Um tempo antes de eleger
Lula presidente da República, o Partido dos Trabalhadores alcançou a hegemonia
na opinião pública - não em matéria econômica, onde prevalecia a defesa das
privatizações, mas na ética e na questão social. Sua vitória em 2002 não foi um
passeio, mas se escorou na conquista da opinião pública. O PT nasceu como nosso
grande partido ético. De 1981 a 2002, foi esta sua grande característica. O
próprio PSDB, fundado em 1988, surgia das costelas do PMDB como um projeto
ético - dos descontentes com Orestes Quércia - e a muitos parecia ser o PT
palatável, o PT moderado, o PT light; unidos, esperou-se, os dois mudariam o
Brasil. Isso não ocorreu.
Mas o PT aumentava
seu prestígio. Um ano antes da eleição de Lula, era hegemônico na cultura
política brasileira. Sua defesa da decência na vida pública, somada à proposta
de justiça social, lhe davam o que Gramsci chama de hegemonia. É claro que
precisou mostrar-se realista, dando garantias aos agentes econômicos; mas
estava na posição de quem, mesmo perdendo, ganhava moralmente. Pois ganhava nos
espíritos, mesmo que perdesse na matéria.

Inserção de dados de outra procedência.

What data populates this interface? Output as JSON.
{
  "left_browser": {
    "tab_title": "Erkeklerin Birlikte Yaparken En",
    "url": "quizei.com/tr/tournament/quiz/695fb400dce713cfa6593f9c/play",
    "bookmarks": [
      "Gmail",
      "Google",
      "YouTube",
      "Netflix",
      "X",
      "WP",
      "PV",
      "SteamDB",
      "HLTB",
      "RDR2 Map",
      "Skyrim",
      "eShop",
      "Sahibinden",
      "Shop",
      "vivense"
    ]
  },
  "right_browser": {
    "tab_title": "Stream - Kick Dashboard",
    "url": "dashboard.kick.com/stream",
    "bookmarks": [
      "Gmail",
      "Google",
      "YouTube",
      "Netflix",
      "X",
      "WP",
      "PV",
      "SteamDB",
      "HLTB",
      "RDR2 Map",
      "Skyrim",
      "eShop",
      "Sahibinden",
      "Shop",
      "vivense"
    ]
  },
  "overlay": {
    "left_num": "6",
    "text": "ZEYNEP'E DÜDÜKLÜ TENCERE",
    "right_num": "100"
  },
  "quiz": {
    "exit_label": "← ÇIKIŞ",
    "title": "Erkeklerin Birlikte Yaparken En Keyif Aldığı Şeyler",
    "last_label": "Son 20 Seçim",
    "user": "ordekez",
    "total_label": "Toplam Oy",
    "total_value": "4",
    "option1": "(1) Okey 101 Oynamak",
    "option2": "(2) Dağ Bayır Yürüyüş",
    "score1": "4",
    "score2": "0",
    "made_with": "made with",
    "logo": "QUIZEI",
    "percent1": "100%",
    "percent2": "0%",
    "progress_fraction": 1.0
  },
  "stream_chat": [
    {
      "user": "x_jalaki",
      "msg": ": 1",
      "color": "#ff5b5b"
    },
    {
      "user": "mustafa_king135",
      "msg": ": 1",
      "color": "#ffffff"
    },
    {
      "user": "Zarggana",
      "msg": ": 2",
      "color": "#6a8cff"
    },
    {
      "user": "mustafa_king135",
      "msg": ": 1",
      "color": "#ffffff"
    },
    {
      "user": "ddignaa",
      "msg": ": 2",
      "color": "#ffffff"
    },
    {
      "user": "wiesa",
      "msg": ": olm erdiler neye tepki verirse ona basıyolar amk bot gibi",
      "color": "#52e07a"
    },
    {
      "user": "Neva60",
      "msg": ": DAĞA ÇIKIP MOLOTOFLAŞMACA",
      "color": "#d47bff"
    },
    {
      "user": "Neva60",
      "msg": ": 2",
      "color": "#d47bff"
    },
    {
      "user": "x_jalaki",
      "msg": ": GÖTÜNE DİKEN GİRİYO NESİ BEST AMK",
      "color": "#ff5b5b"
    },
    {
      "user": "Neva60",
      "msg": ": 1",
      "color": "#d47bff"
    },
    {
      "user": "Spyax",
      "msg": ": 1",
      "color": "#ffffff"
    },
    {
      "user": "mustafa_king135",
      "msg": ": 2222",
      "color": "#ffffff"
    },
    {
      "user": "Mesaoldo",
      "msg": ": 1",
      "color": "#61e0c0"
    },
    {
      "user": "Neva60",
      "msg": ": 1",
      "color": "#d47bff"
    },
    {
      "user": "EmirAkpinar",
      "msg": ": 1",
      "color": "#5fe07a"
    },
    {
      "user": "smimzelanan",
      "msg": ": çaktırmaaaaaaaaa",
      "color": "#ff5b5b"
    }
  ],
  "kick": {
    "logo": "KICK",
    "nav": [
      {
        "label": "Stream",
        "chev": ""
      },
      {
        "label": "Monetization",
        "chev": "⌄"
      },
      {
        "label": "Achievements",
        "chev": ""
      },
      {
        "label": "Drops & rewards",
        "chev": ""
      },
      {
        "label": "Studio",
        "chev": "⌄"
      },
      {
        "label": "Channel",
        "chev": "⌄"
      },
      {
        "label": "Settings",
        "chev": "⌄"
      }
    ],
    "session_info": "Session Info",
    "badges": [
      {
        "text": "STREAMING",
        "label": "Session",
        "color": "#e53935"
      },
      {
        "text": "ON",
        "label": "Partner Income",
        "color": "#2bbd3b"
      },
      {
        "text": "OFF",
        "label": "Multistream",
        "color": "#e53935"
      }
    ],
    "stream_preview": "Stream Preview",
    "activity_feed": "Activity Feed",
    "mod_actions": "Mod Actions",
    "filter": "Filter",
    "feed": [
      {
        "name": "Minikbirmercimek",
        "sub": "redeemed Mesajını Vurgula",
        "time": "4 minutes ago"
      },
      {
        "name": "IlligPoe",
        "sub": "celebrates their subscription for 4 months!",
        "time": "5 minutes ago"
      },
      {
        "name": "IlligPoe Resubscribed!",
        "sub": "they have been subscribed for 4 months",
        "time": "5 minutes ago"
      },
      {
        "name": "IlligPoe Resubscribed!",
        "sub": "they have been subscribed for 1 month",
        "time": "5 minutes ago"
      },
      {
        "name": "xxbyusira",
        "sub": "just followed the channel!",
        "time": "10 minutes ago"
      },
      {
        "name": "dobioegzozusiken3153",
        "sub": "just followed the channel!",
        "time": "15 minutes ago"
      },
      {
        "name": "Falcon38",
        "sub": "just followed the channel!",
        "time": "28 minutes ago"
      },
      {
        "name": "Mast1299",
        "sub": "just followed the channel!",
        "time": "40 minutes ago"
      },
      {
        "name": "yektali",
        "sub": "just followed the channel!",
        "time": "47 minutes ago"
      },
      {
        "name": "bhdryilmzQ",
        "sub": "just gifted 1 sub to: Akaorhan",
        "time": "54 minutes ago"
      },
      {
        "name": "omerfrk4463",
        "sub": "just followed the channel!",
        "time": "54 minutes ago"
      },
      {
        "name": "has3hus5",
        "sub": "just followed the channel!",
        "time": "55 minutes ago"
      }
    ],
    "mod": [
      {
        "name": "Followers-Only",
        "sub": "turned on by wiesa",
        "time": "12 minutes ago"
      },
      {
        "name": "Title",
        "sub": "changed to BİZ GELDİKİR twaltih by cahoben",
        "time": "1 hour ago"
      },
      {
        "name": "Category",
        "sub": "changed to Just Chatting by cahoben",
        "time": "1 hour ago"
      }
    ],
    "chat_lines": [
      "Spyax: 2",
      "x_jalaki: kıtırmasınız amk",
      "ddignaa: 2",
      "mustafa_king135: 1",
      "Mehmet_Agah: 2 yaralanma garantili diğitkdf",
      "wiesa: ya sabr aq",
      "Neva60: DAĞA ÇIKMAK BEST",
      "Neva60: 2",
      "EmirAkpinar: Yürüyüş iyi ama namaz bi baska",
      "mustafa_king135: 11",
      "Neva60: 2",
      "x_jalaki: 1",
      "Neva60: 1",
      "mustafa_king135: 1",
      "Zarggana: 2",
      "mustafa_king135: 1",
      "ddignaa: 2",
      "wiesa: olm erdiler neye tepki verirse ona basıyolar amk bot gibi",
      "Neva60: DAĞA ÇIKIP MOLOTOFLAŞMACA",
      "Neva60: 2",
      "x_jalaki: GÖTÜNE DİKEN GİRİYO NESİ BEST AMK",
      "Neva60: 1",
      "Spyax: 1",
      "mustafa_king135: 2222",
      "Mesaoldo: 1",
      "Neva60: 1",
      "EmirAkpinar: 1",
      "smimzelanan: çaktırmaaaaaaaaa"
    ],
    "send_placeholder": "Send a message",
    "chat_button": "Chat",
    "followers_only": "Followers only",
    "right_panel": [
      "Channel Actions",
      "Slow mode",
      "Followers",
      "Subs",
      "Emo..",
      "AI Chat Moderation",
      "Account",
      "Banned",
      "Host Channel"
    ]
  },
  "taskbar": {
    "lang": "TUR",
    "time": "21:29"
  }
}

A longo prazo, isso conta.
Lembro Al Gore: nos
Estados Unidos, as causas sociais se impuseram quando se tornaram éticas - a
emancipação dos escravos, o fim da segregação racial. Foi o que o PT fez com a
inclusão social.
Hoje, vemos o movimento
contrário. A ética deixou de ser o distintivo do PT. Desde a crise do mensalão,
em 2005, a oposição se apossou dela. A questão hoje é: se perdeu a hegemonia,
se perdeu o domínio das mentes e corações, estará o PT fadado a perder, também,
as eleições? Ou as vencerá em 2014, mas só reforçando um descompasso entre a
opinião e o voto? E por que perdeu este poder espiritual que, quando lhe
faltavam os poderes materiais (o político, o econômico), parecia ser
decididamente seu?
Há explicações para
isso, mas não me importam aqui as que denunciam a ação dos partidos de oposição
(que, afinal, fizeram o que uma oposição faz: oposição) ou a mídia. O que
interessa é o que o PT fez para perder a hegemonia. Mas, antes, um pouco sobre
essa palavra.
Marx, embora descrevesse
bem o funcionamento do capitalismo (não devemos esquecer que seu maior livro se
chama "O capital" - e não "socialismo" ou
"revolução"), nunca detalhou como se poria fim a ele. Por vários
acasos, esse papel coube a Lênin, líder de um partido secundário num país
atrasado, mas que foi onde se deu a revolução. Lênin delegou a tarefa a um
partido único, composto de revolucionários profissionais e organizado em torno
do segredo e da hierarquia (para ser exato, do "centralismo
democrático": primeiro, um debate livre; depois, a decisão em assembleia;
depois disso, obediência estrita à decisão da maioria). Foi o que funcionou nos
países pobres, de Estado hipertrofiado e sociedade atrofiada, em que o
comunismo se impôs nas décadas que se seguiram a 1917.
Gramsci, comunista
italiano, que passou seus últimos anos de vida nas cadeias de Mussolini, propôs
outra via. Em países de forte sociedade civil, a conquista dos espíritos seria
mais importante do que a vitória pelas armas. Essa ideia singela mas forte
inspirou uma forte renovação democrática na esquerda, comunista ou não. Foi
influente no Brasil. Ressalta o combate cultural, ideológico, numa sociedade
democrática. Explica como o PT foi crescendo. Explica também como, em seus anos
no governo, o PT se enfraqueceu. Pois hoje o PT é quase só um partido de poder,
ao contrário de seu passado; se perder o poder federal, será uma pálida sombra
do que já foi.
Exemplos não faltam.
Depois da eleição de Lula, o PT teve dois presidentes com ideias, José Genoino
e Tarso Genro; foram os únicos a perder esse cargo. Os dirigentes que estão no
partido ou no Legislativo pesam menos do que quem está no Executivo. Isso
porque no governo, no mundo da assinatura, você faz acontecer; já no Senado, na
Câmara, no mundo da palavra, você não gera resultados imediatos tangíveis. Um
político ganha ao ir para um ministério; mas, se ele for um líder, com isso
perdem o partido e a opinião política. E saíram de cena os intelectuais
identificados ao PT - uns porque romperam com ele, como Chico de Oliveira;
outros, simplesmente, se calaram. O partido perdeu líderes, adquiriu gestores.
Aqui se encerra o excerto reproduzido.